Bardzo fajna rozkmina:-)

@trifoglio Tak, ale go sobie pozwoliłam pominąć, bo wspominałam o Alicji już na początku. :) I wiedziałam, że ktoś będzie pamiętał. :) Tak, Królik w Alicji jest symbolem jej psychicznego "libido", wprowadza ją w jej podświadome pragnienia. To gdzieś mi tak się objawia interpretacja na podstawie literatury Marzeń Sennych pana Freuda – no i królicza nora, Alicja wskakując do króliczej nory, w rzeczywistości dokonuje skoku w głąb własnej psychiki, osobowości, własnej kobiecości − w głąb samej siebie.

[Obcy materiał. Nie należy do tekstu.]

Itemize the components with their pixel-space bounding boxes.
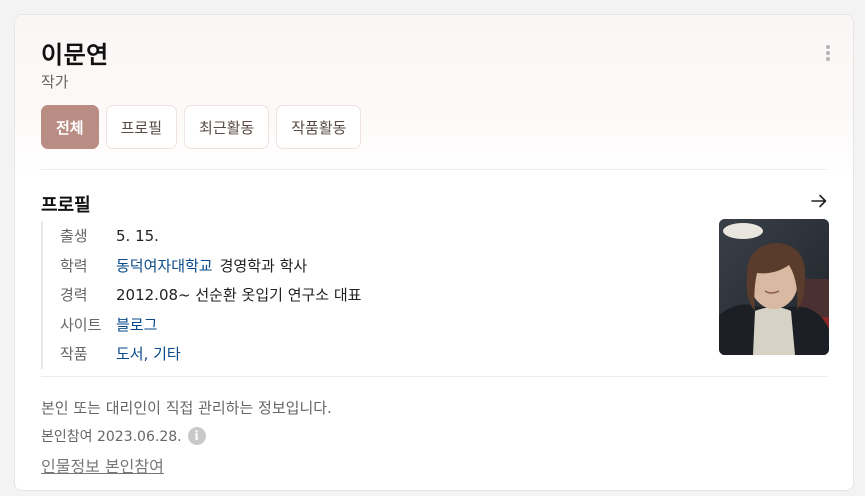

@trifoglio Tak samo mi się wydaje w Matrixie (dzięki za przypomnienie! :)), Biały Królik jako symbol wyprowadzenia lub wprowadzenia w podświadomość, w inne rejony. To już tak kultowa figura w kulturze, że piosenka White Rabbit zespołu Jefferson Airplane również się odnosi do zwierzaczka jako wprowadzające w stany różnych inicjacji.

Elizabeth_Linton

Poznaję tyłek B.J i to jeszcze bez czytania artykułu.

trifoglio

Np.w "Legalnej blondynce" tez mamy kroliczy motyw;-)

@trifoglio Racja! Też w kontekście seksapilu i zdecydowanie kojarzy się z męskim fantazjami (nie generalizuję!) na temat kobiet. :)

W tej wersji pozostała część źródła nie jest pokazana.